Fayette chancellor shares history, successes, and contributions of campus
Leaders of Penn State Fayette, The Eberly Campus, had the opportunity on July 12 to share campus history and accomplishments with the University Board of Trustees as part of the board's regular summer meeting, which traditionally meets at one of the 24 Penn State campuses across the state.
Francis K. Achampong, chancellor of the Fayette campus, recounted for Trustees how Penn State established an Undergraduate Center in Uniontown in 1934, closed it in 1940 as the nation turned its attention to the looming war, and returned to southwestern Pennsylvania with undergraduate educational programming in 1965, when it opened the Fayette campus.
Currently, Penn State Fayette offers four baccalaureate degrees, nine associate degrees and the first two years of the 160-plus degrees offered at Penn State. At Fayette, students have the opportunity to experience hands-on learning through a hi-tech simulation lab in nursing, a trading lab in business, and a cutting-edge physical therapy lab. In addition, Penn State Fayette faculty members have received national and University awards for teaching, research, community engagement and the performing arts.
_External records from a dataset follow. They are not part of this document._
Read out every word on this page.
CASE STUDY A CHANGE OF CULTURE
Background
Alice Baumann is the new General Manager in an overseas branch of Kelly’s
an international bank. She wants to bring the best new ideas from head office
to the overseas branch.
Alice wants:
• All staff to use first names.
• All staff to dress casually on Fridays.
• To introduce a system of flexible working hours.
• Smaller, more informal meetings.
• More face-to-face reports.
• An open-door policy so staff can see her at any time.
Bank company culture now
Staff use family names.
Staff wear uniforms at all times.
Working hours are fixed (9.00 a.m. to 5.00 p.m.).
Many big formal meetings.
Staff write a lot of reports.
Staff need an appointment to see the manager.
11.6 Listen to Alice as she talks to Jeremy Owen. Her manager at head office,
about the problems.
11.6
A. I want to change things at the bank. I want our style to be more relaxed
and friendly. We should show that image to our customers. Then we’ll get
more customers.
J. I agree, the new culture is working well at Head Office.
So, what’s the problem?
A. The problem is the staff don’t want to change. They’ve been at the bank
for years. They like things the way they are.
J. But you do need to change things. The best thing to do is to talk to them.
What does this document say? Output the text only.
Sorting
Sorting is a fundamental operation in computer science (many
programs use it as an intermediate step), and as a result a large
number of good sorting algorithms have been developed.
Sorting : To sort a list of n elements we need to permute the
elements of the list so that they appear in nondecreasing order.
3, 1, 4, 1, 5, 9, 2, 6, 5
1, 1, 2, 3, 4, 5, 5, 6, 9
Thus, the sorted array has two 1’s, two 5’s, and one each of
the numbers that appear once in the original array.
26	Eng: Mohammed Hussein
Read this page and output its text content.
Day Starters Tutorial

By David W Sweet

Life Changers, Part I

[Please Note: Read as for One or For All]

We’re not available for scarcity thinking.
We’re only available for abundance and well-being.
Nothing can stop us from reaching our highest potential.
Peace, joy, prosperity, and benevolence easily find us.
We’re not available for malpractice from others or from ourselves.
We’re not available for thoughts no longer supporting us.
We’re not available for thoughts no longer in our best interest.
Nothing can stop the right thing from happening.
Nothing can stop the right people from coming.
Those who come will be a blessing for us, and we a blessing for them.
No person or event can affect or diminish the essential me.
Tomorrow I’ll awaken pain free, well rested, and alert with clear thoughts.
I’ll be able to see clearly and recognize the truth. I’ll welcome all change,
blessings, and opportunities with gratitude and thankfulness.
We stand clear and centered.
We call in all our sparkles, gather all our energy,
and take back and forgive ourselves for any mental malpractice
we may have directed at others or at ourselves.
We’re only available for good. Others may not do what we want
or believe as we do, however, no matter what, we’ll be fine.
The Fayette campus is also home to the only ABET-accredited mining technology program at Penn State, which has close affiliations with and is well supported by the mining industry.
“That the Fayette campus is a valuable access point to higher education in this region is seen in the fact that half of the students are the first in their families to attend college, half are low-income and Pell-eligible, and 90 percent receive some form of financial aid,” Achampong said.
“The campus portion of the For the Future capital campaign has raised more than $3 million, mostly to support student scholarships, a testament to the campus’ commitment to providing access to an affordable world-class education.”
The campus student/faculty ratio of 13 to 1 allows for personal interaction among instructors and students, and the campus community is a diverse mix of adult and traditional students, with some coming from as far away as China. Achampong told Trustees that the campus seeks to grow its adult population, including veterans, to capture more of the thousands of adults in the area with some college but no degree. The campus is at the forefront of the digital revolution in higher education by offering online and blended or hybrid learning opportunities to students.
The chancellor noted that Penn State Fayette serves as a vital community resource with faculty and staff serving on boards and committees throughout the region, bringing a high level of intellectual capital to bear on the economic development of the region. The campus is a training center for the community’s businesses and professionals, offering various programs to help local professionals meet certification requirements. It has partnered to train high school math teachers in innovative math techniques and through its Continuing Education unit also offers numerous training programs for organizations like Head Start and businesses such as Chevron, Consol Energy, Range Resources and the Williams Corporation.
The campus recently partnered with Penn College’s Marcellus Shale Training and Education Center (ShaleTec) to offer training to meet the needs of the shale gas industry. In addition, the Center for Community and Public Safety, housed in Fayette's Continuing Education unit, has brought in millions of dollars in grant funds over the years to develop statewide curricula to train deputy sheriffs and constables for the Pennsylvania Commission on Crime and Delinquency.
Achampong concluded that all of these accomplishments point to Penn State Fayette's vision of being the finest student-centered university in the region, with a focus on academic excellence as well as the cultural and economic development of the communities it serves.